I wouldn't call that "low speed" startup. However, this
doesn't constitute a statement about high-load systems. If
anyone could come up with details where exactly bogofilter
takes so long, that would be much appreciated. An idea to
obtain such logs is running (Linux/FreeBSD):
strace -tt -o bogofilter.dump.$$ bogofilter OPTIONS
Replace OPTIONS with your options; the output will be in
files named bogofilter.dump.12345, bogofilter.dump.32463 and
so on.
Are you using "bogofilter -u"?
Logged In: YES
user_id=715651
I'm not using bogofilter -u.
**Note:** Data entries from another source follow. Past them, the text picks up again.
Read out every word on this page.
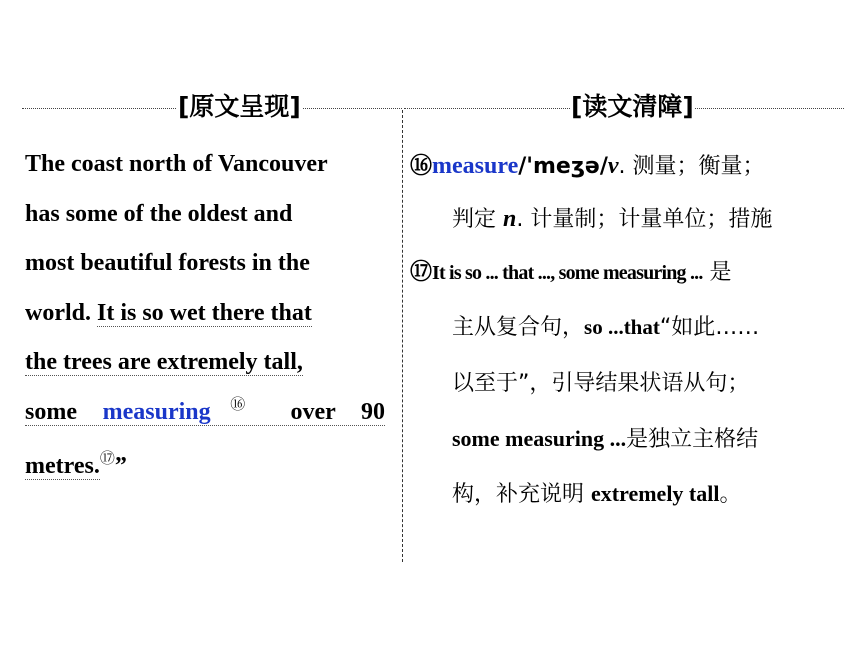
[原文呈现]	[读文清障]
The coast north of Vancouver
has some of the oldest and
most beautiful forests in the
world. It is so wet there that
the trees are extremely tall,
some measuring⑯ over 90
metres.⑰”
⑯measure/'meʒə/v. 测量；衡量；
判定 n. 计量制；计量单位；措施
⑰It is so ... that ..., some measuring ... 是
主从复合句，so ...that“如此……
以至于”，引导结果状语从句；
some measuring ...是独立主格结
构，补充说明 extremely tall。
When I did, the machine just
goes beserk (VERY HIGH LOAD) and I had to reboot it because
it won't respond anymore.
I don't know whether my system use mmap or not.
It's a sun4u sparc SUNW,UltraAX-i2 running solaris 8 with
Berkeley DB 4.1, local disk, bogofilter version 0.10.0.
Daemon doesn't necessarily mean lots of data transfers. Anti
virus daemons (eg. ClamAV) only pass filename on the socket,
so it uses small amount of data transfer.
Another thing. I tried replacing bogofilter with spamd
(spamassassin), but the load is much higher, so I stop using
it. It's not a surprise, however, since spamassassin is
written in perl.
Logged In: YES
user_id=2788
bogofilter -u causes synchronous writes on the data base
(which mean processes in I/O wait state, adding to the
load), and you may have to limit the number of bogofilter
processes running at the same time when you have a loaded
mail system. It would be possible to make bogofilter do
asynchronous writes, at the risk of much higher chance for
data base corruption.
Solaris + BDB 4.1 will do mmap(). This means all data will
stay on disk until accessed, and the kernel will take care
for caching the data. There will be virtually no copying
data around (even if Sparcs are quite good at that).
As to the daemon mode, are you familiar with profiling
software? Getting gprof output might be useful to identify
the places that limit performance. I should like to look at
the figures to find out if we need to tune the lexer and
parser or if it's really the data base. If it's the lexer,
we can get along without adding a daemon mode (which adds a
lot of complexity), if it's indeed the data base access that
limits bogofilter performance, we'll have to do some
research to figure how this can happen in a good way.
Logged In: YES
user_id=715651
Unfortunately I have never used profiling software before.
Could you tell me how to do it?
Logged In: YES
user_id=715651
Soory, just read gprof manual earlier. Here's the result. I
have NO IDEA how to read it though. Hope it's useful for you.
Gprof output for bogofilter
Logged In: YES
user_id=2788
Well, I can read it, but it does not contain useful
information -- the reason is not that you did something
wrong, but that the program has exited within 30 ms, and the
profile information does not contain useful time values
(only three single code samples have been made); and the
function calls don't look bad or suspicious.
Logged In: YES
user_id=715651
I've been doing some more experiment with exim and
bogofilter. It seems that no matter how efficient the filter
is, exim will still use twice as much resource because
bogofilter must run as transport filter and the message is
rejected with system filter. Thus, for every message
received exim must send mail to itself (to use the transport
filter).
I've been using exiscan + clamav for mail virus scanner,
which works great. It has builtin support for spamd, which
is not so great (perl, slower, higher resource demand). It
will be great if there's a spamd-like interface to
bogofilter, so I can use it with exiscan. There will be no
need for exim to deliver mail to itself then.
It would be easier if exiscan supports bogofilter.